Bien que la pandémie de Covid-19 dicte sa loi au Cameroun, les violences se poursuivent dans les régions séparatistes du pays. Malgré les appels à cessez-le-feu, séparatistes et armée régulière continuent les combats. Prises de part et d’autre, les populations, déjà affaiblies par la guerre, risquent le pire.
La pandémie de coronavirus qui sévit dans le monde n’a pas eu raison des violences dans les zones anglophones du Cameroun. Dernier fait en date: le maire de la ville de Mamfe dans la région séparatiste du Sud-Ouest, a été assassiné dimanche 10 mai par des hommes armés.
Selon Bernard Okalia Bilai, le gouverneur local, Prisley Ojong, 35 ans, a été tué «par un groupe de terroristes sécessionnistes lors d’une embuscade orchestrée par ces criminels», a-t-il souligné dans un communiqué. Au cours de cette attaque, deux éléments des forces de l’ordre ont été grièvement blessés.
Alors que l’armée régulière est très souvent accusée par des ONG locales ou internationales de commettre des exactions sur le terrain des opérations, le gouverneur de la région du Sud-Ouest invite les ONG à sortir de «leur mutisme à sens unique pour dénoncer ce crime ignoble». Réagissant à cette tragédie, Maximilienne Ngo Mbe, directrice exécutive du Redhac (Réseau des défenseurs des droits de l’Homme en Afrique centrale),
L’impossible cessez-le-feu
Si le gouvernement de Yaoundé a souvent multiplié les annonces qui laissaient croire que la situation était de plus en plus sous contrôle, l’assassinat de cet élu municipal vient, selon Ayah Ayah Abiné, originaire du Sud-Ouest anglophone et président de la Fondation Ayah qui assiste les sinistrés de la crise séparatiste, nous rappeler que «la guerre persiste, malheureusement, et les civils non armés en paient le prix».
En dépit de l'appel à un cessez-le-feu lancé le 23 mars par l'ONU dans les zones en guerre pour mieux combattre la pandémie, la situation est toujours tendue au Cameroun anglophone.
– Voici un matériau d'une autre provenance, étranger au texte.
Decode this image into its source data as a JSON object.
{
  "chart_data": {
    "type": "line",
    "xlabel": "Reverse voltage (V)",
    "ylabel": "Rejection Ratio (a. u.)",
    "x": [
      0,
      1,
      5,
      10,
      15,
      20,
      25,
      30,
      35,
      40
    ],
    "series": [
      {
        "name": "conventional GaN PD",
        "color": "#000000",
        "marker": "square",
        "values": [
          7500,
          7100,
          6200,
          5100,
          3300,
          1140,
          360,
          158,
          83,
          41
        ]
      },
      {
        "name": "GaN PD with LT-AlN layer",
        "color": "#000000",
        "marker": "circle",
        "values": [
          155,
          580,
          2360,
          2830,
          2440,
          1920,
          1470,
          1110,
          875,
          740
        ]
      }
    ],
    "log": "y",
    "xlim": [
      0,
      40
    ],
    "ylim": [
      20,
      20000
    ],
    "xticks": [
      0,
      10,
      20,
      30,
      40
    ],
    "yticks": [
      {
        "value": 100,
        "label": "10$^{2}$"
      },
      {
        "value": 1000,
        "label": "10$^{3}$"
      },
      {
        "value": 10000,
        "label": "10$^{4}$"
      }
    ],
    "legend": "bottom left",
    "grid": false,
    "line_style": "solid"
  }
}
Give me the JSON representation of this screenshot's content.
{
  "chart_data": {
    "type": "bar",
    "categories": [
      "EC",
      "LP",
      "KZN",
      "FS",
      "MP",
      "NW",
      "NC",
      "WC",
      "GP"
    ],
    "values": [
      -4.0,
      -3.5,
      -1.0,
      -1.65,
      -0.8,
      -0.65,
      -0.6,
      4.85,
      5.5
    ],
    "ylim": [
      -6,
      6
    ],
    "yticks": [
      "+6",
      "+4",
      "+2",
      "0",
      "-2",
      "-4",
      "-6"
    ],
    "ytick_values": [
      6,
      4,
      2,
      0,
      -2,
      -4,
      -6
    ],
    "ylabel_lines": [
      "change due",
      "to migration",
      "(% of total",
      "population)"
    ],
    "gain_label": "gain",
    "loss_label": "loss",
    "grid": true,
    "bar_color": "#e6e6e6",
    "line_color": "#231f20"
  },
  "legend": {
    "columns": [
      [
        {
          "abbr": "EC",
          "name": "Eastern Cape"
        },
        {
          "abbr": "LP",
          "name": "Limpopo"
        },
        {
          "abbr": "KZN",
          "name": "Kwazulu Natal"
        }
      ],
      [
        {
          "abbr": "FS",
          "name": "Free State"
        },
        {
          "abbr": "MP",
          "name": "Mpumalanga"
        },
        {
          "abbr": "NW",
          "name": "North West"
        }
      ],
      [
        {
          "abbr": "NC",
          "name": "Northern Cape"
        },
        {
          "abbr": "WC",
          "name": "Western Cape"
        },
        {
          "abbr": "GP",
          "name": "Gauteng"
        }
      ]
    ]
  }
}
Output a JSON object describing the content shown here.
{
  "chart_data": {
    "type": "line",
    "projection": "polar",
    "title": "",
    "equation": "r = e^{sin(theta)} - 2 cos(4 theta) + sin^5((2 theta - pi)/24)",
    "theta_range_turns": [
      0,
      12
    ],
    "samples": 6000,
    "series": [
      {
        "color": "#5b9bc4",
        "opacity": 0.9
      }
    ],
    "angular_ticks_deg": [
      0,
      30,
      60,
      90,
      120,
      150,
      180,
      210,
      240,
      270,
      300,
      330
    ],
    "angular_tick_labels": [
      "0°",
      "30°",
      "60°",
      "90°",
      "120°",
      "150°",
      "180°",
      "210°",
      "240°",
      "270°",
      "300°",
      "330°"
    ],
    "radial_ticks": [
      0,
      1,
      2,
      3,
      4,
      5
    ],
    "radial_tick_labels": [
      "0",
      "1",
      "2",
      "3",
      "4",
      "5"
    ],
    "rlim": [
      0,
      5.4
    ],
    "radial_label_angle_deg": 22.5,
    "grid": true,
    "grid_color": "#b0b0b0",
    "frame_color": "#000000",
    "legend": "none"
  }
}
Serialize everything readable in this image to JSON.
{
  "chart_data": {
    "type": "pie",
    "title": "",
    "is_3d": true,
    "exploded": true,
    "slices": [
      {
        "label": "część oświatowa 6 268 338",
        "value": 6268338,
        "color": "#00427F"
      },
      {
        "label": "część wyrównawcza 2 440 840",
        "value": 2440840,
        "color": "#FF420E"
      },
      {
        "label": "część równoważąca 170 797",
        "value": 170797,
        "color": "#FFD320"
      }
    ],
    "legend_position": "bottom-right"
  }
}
Yaoundé et les groupes armés ayant ignoré ce rappel à l’ordre, Ayah Ayah Abine est pessimiste.
De la crise humanitaire à la crise sanitaire
Depuis la confirmation du premier cas de Covid-19 début mars, le virus s'est rapidement propagé et toutes les régions du Cameroun sont aujourd'hui touchées par la pandémie. Le pays qui, au dernier comptage, a largement dépassé les 2.500 cas testés positifs, loge à l’enseigne des États les plus affectés en Afrique subsaharienne.
Avec 20 cas confirmés pour 4 décès, l’épidémie avance à grands pas dans la région du Nord-Ouest anglophone. Situation similaire à peu de chose près dans la région du Sud-Ouest, qui compte 31 cas et 3 décès.
Cette crise sanitaire est un défi supplémentaire pour le pays, qui fait déjà face à une violente crise humanitaire dans ses régions en proie à la guerre séparatiste. À la manière de nombreux autres observateurs, Ayah Ayah Abiné, engagé dans l’humanitaire dans ces régions, craint le pire «dans la mesure où la gestion de cette pandémie par le gouvernement laisse encore à désirer».
Depuis plus de trois ans, les violences dans le Nord-Ouest et le Sud-Ouest du Cameroun ont provoqué une flambée des besoins humanitaires et réduit sérieusement l'accès aux soins dans ces régions, devenues particulièrement vulnérables.
Dans une déclaration faite en avril dernier, Médecin sans frontières Cameroun (MSF) alertait déjà sur la nécessité de rester vigilant sur la crise humanitaire en cours dans plusieurs parties du pays en plus de la crise sanitaire.
En 2017, les séparatistes des régions anglophones du Nord-Ouest et du Sud-Ouest ont pris les armes contre le gouvernement de Yaoundé pour réclamer la création d’un État indépendant. Depuis, les combats ont fait plus de 3.000 morts, selon des ONG, et au moins 70.000 déplacés.
Alors que toutes les solutions explorées jusqu’ici pour mettre un terme à ce conflit meurtrier ont échoué, Yaoundé annonce un plan de reconstruction des localités concernées. Une initiative jugée prématurée pour beaucoup d’observateurs au vu des tensions qui persistent sur le théâtre des opérations. Et comme si cela ne suffisait pas, le gouvernement devra également composer avec la pandémie en cours dans le pays.